On Fri, Jun 17, 2011 at 10:55:43 +0100, Daniel P. Berrange wrote:
On Thu, Jun 16, 2011 at 04:03:36PM -0400, Dave Allan wrote:
> Dan, can you suggest some possible strategies here? I don't have a
> strong opinion on the implementation, although I agree with your
> concern about spawning unlimited numbers of threads.
As I mentioned, we need to make the QEMU monitor timeout after some
period of time waiting, and ensure that the monitor for that VM cannot
be used thereafter.
I'm not sure that's the best way to deal with this either. I hate this kind of
timeouts since I worked on Xen :-) The problem with this timeout is that no
matter how big the timeout is, it is usually pretty easy to get into a
situation when the timeout is not big enough.
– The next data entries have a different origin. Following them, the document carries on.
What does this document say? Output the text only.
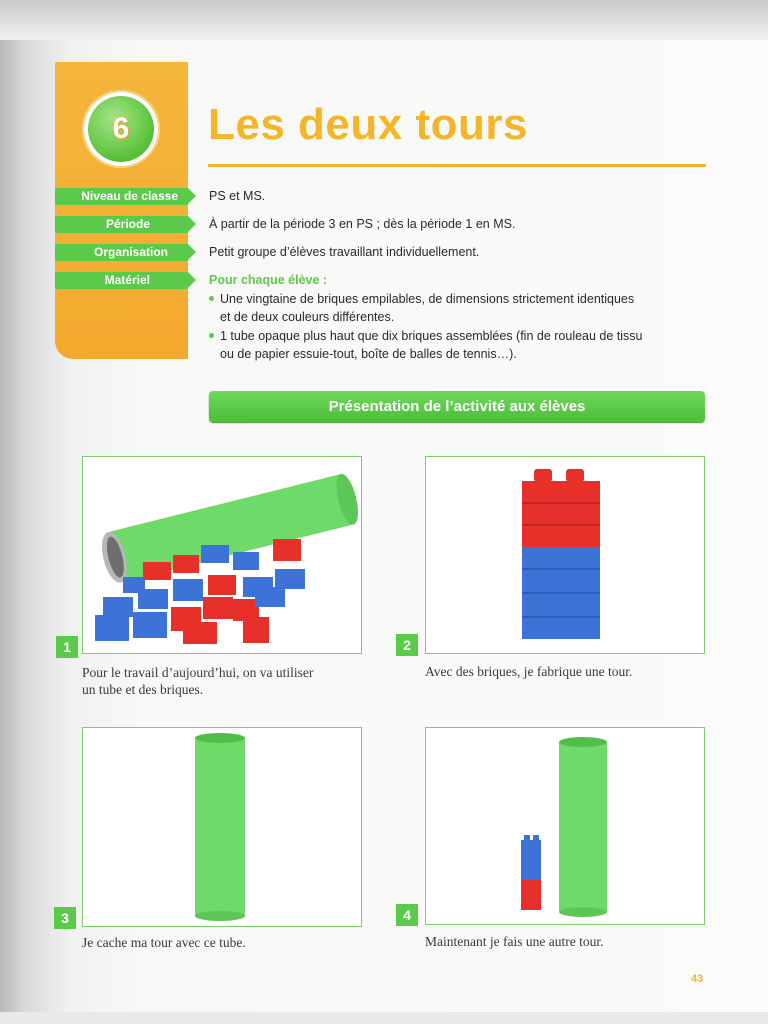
6	Les deux tours
Niveau de classe
Période
Organisation
Matériel
PS et MS.
À partir de la période 3 en PS ; dès la période 1 en MS.
Petit groupe d’élèves travaillant individuellement.
Pour chaque élève :
Une vingtaine de briques empilables, de dimensions strictement identiques
et de deux couleurs différentes.
1 tube opaque plus haut que dix briques assemblées (fin de rouleau de tissu
ou de papier essuie-tout, boîte de balles de tennis…).
Présentation de l’activité aux élèves
1
Pour le travail d’aujourd’hui, on va utiliser
un tube et des briques.
2
Avec des briques, je fabrique une tour.
3
Je cache ma tour avec ce tube.
4
Maintenant je fais une autre tour.
43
If anything in the system goes
crazy (easiest is just causing lots of disk writes) the monitor command times
out and you cannot do nothing with the domain except for destroying it (or
shutting it down from inside) even though you fixed the issue and the system
returns back to normal operation.
Another issue is that the threads don't have to be stuck in QEMU monitor after
all, they can be doing migration, for example. Let's say you one client
connects to libvirtd and starts 5 migrations. Then 15 other clients connect
and each issues 1 additional migration. So we have 16 clients connected and
all 20 threads consumed. So even though a new client can connect to libvirtd
it can't do anything (not even cancel the migrations) since no worker is free.
I know this is not a probable scenario but I just wanted to show that we need
to think about more possibilities how libvirtd can become unresponsive.
I'm afraid we won't find any perfect solution and we'll just need to take the
one that we think sucks less.
Jirka